Fortunately I was on a family break and surrounded by siblings who took care of me, but there was no change to my face for the next three days despite latherings of aloe vera, fistfuls of antihistamines and the regular application of cold compress cloths cooled in the freezer (on one occasion the cloth was frozen hard and I feared then for ice burn on my poor face as the cardboard textured cloth pivoted coldly before starting to defrost and ease across my cheeks).

I genuinely worried would my face stay like that. Had the wind changed? Was this to be the next ignominious chapter in my life – telling what is was like to endure a terrible facial disfigurement? I know, how shallow is the view of one’s face, but it is an intrinsic part of who we are. When we look in the mirror we just expect to see the same familiar face there.  Once, many years ago as a teenager I had a serious bike accident with the main injuries on my face. Then as now it swelled up in a grotesque caricature of normal myself. Indeed, I had a visit from my first boyfriend to the hospital to see me. When I was discharged a week later, I no longer had a boyfriend. God love him!

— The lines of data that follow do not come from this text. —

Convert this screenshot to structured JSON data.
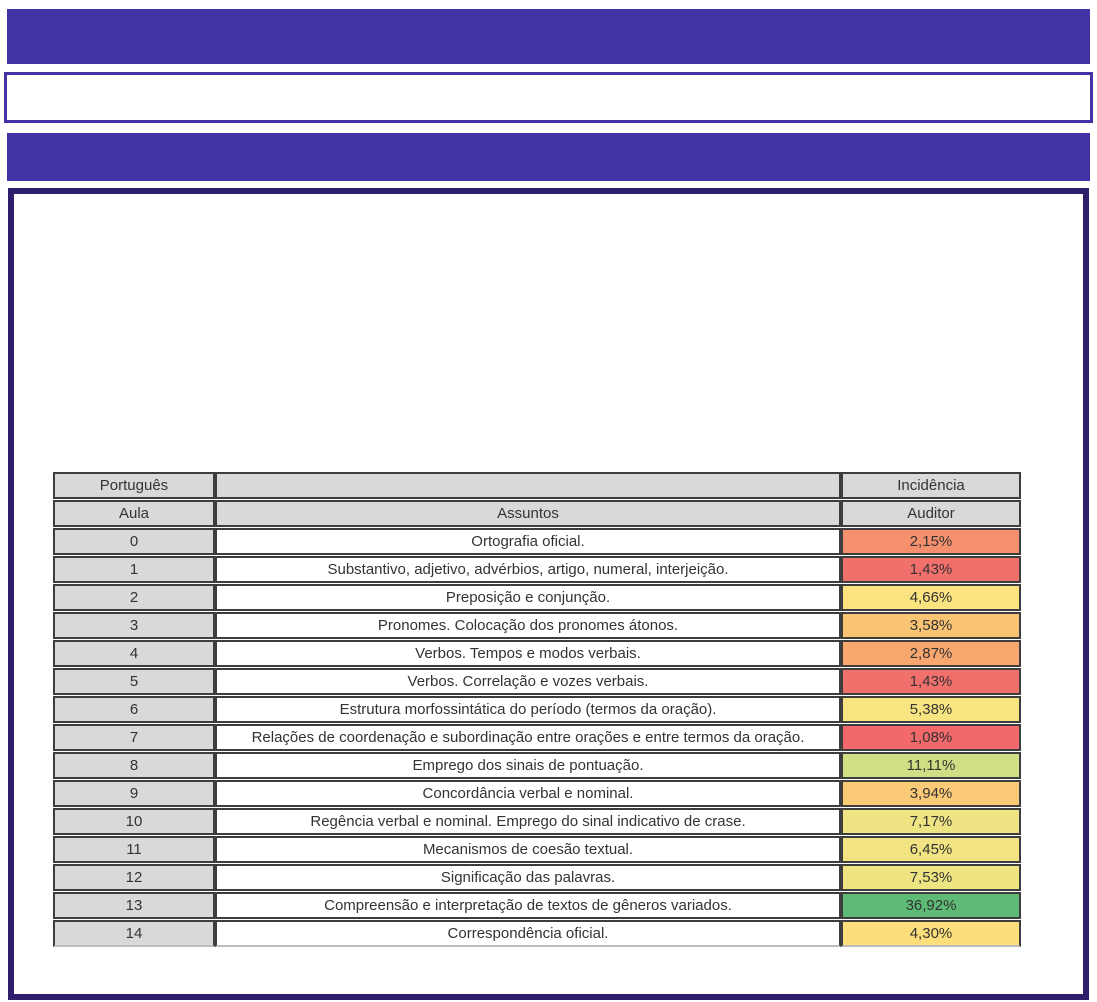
{
  "document": {
    "type": "course-incidence-report-page",
    "top_banner_text": "",
    "white_strip_text": "",
    "sub_banner_text": ""
  },
  "colors": {
    "banner_purple": "#4133A5",
    "content_box_border": "#2F1F6B",
    "table_header_bg": "#D9D9D9",
    "table_border": "#3d3d3d",
    "text": "#333333"
  },
  "table": {
    "header_row1": {
      "col1": "Português",
      "col2": "",
      "col3": "Incidência"
    },
    "header_row2": {
      "col1": "Aula",
      "col2": "Assuntos",
      "col3": "Auditor"
    },
    "rows": [
      {
        "aula": "0",
        "assunto": "Ortografia oficial.",
        "incidencia": "2,15%",
        "color": "#F4906E"
      },
      {
        "aula": "1",
        "assunto": "Substantivo, adjetivo, advérbios, artigo, numeral, interjeição.",
        "incidencia": "1,43%",
        "color": "#F2706C"
      },
      {
        "aula": "2",
        "assunto": "Preposição e conjunção.",
        "incidencia": "4,66%",
        "color": "#FBE380"
      },
      {
        "aula": "3",
        "assunto": "Pronomes. Colocação dos pronomes átonos.",
        "incidencia": "3,58%",
        "color": "#F9C374"
      },
      {
        "aula": "4",
        "assunto": "Verbos. Tempos e modos verbais.",
        "incidencia": "2,87%",
        "color": "#F8A76F"
      },
      {
        "aula": "5",
        "assunto": "Verbos. Correlação e vozes verbais.",
        "incidencia": "1,43%",
        "color": "#F2706C"
      },
      {
        "aula": "6",
        "assunto": "Estrutura morfossintática do período (termos da oração).",
        "incidencia": "5,38%",
        "color": "#F8E581"
      },
      {
        "aula": "7",
        "assunto": "Relações de coordenação e subordinação entre orações e entre termos da oração.",
        "incidencia": "1,08%",
        "color": "#F2696B"
      },
      {
        "aula": "8",
        "assunto": "Emprego dos sinais de pontuação.",
        "incidencia": "11,11%",
        "color": "#CEDF84"
      },
      {
        "aula": "9",
        "assunto": "Concordância verbal e nominal.",
        "incidencia": "3,94%",
        "color": "#FBCA76"
      },
      {
        "aula": "10",
        "assunto": "Regência verbal e nominal. Emprego do sinal indicativo de crase.",
        "incidencia": "7,17%",
        "color": "#EFE483"
      },
      {
        "aula": "11",
        "assunto": "Mecanismos de coesão textual.",
        "incidencia": "6,45%",
        "color": "#F2E482"
      },
      {
        "aula": "12",
        "assunto": "Significação das palavras.",
        "incidencia": "7,53%",
        "color": "#EEE482"
      },
      {
        "aula": "13",
        "assunto": "Compreensão e interpretação de textos de gêneros variados.",
        "incidencia": "36,92%",
        "color": "#5DBB76"
      },
      {
        "aula": "14",
        "assunto": "Correspondência oficial.",
        "incidencia": "4,30%",
        "color": "#FCDE7B"
      }
    ]
  }
}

Flying home was also a peril as I had to leave the safety of my air conditioned holiday bedroom and mingle with strangers. I tried the celebrity approach of wearing sunglasses indoors, nabbing my daughter’s for this purpose. However, they made me feel claustrophobic and unsteady. And then there were the deep indents from the frames in my puffy cheeks when I took them off. ‘No one knows you in the airport,’ said my family kindly, but when the server in Burger King wished me a good day with a big smile, I really found it very hard to return the gesture; not least because it hurt to squeeze my puffy cheeks upwards for a smile. He must have thought me a most rude, grumpy and frankly ugly woman!

And then I was terrified I might explode on the flight while at high altitude, like cheap breast implants and splat all in my vicinity. Fortunately my worst fears were not realised, although how I went through passport control without a caution or at least a double look I have no idea.

When I retuned home I visited my family doctor. She walked past me in the waiting room while calling my name: she did not recognise me. There was no need to ask for drugs, these were liberally granted to me – more antihistamines, steroids and antibiotics as well as cooling creams and painkillers. I needed them all.

Today, a week after a first went down I am so much better.  My face is again recognisable and normal. My rash is gone, almost. And I have finally been able to get a full night’s sleep.

Three important lessons have come to me as a result of this little hiccup in wellness. The first is to always be sick in the company of your family: there is no one to mind you so well. The second is to love your face, wrinkles and all (apparently when puffy I had no wrinkles so my kid brother kindly told me!) as there is nothing so dear as that which is so familiar – the same goes for favourite teddies, worn slippers and well thumbed books.  And finally, don’t worry about losing your bosoms, they will still be there once the swelling goes down!